A baseball season in New York that could top all others – all the news

Going back to the days before the Yankees existed, the city’s best season in the 1800s was 1889, when the American Association’s Brooklyn Bridegrooms (later the Dodgers) and the National League’s Giants had a combined winning percentage of .669. The Giants beat the Dodgers in an interleague championship that preceded today’s World Series.

Unfortunately the records are not complete. The statistics of many Negro leagues are now considered on par with the other major leagues, but the records are not complete enough for accurate inclusion. A great season came in 1947 when the New York Cubans with Minnie Miñoso and Luis Tiant Sr. won the Negro World Series by a winning percentage of .687 while the Yanks, Giants and Dodgers combined had a record .589. But this season’s average win ratio is dragged down by the New York Black Yankees, who were a staggering 12-43.

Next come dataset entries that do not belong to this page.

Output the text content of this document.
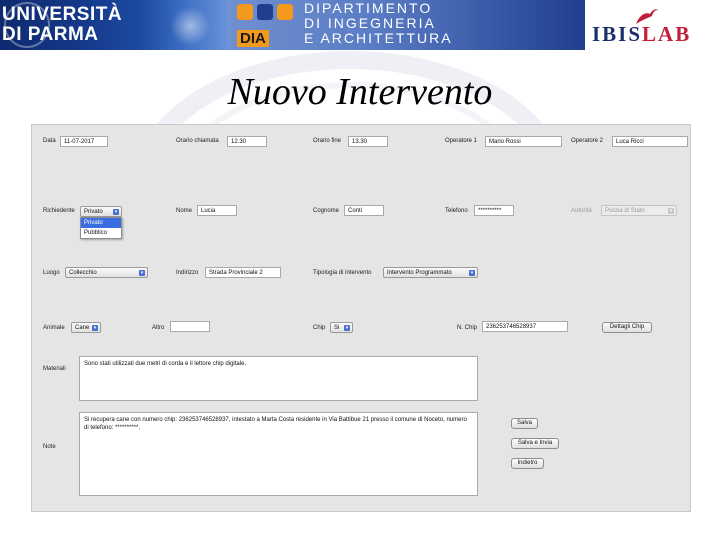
UNIVERSITÀ
DI PARMA	DIA
DIPARTIMENTO
DI INGEGNERIA
E ARCHITETTURA	IBISLAB
Nuovo Intervento
Data	11-07-2017	Orario chiamata	12.30	Orario fine	13.30	Operatore 1	Mario Rossi	Operatore 2	Luca Ricci
Richiedente	Privato	▾
Privato
Pubblico
Nome	Lucia	Cognome	Conti	Telefono	**********	Autorità	Polizia di Stato	▾
Luogo	Collecchio	▾	Indirizzo	Strada Provinciale 2	Tipologia di intervento	Intervento Programmato	▾
Animale	Cane ▾	Altro	Chip	Si	▾	N. Chip	236253746528937	Dettagli Chip
Materiali
Sono stati utilizzati due metri di corda e il lettore chip digitale.
Note
Si recupera cane con numero chip: 236253746528937, intestato a Marta Costa residente in Via Battibue 21 presso il comune di Noceto, numero di telefono: **********.
Salva
Salva e Invia
Indietro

It’s difficult to keep a winning percentage high when multiple teams are involved. Fittingly, the very best New York baseball season, dating back to the Giants’ formation as the New York Gothams in 1883, technically took place in the four dark years after the Giants and Dodgers moved west, leaving the Yankees as the only game in the city. It was 1961, the Mets were a year from stumbling into existence, and the Yankees were posting a .673 win percentage as Roger Maris and Mickey Mantle battled to break Babe Ruth’s home run record. They put the icing on the cake by winning the World Series.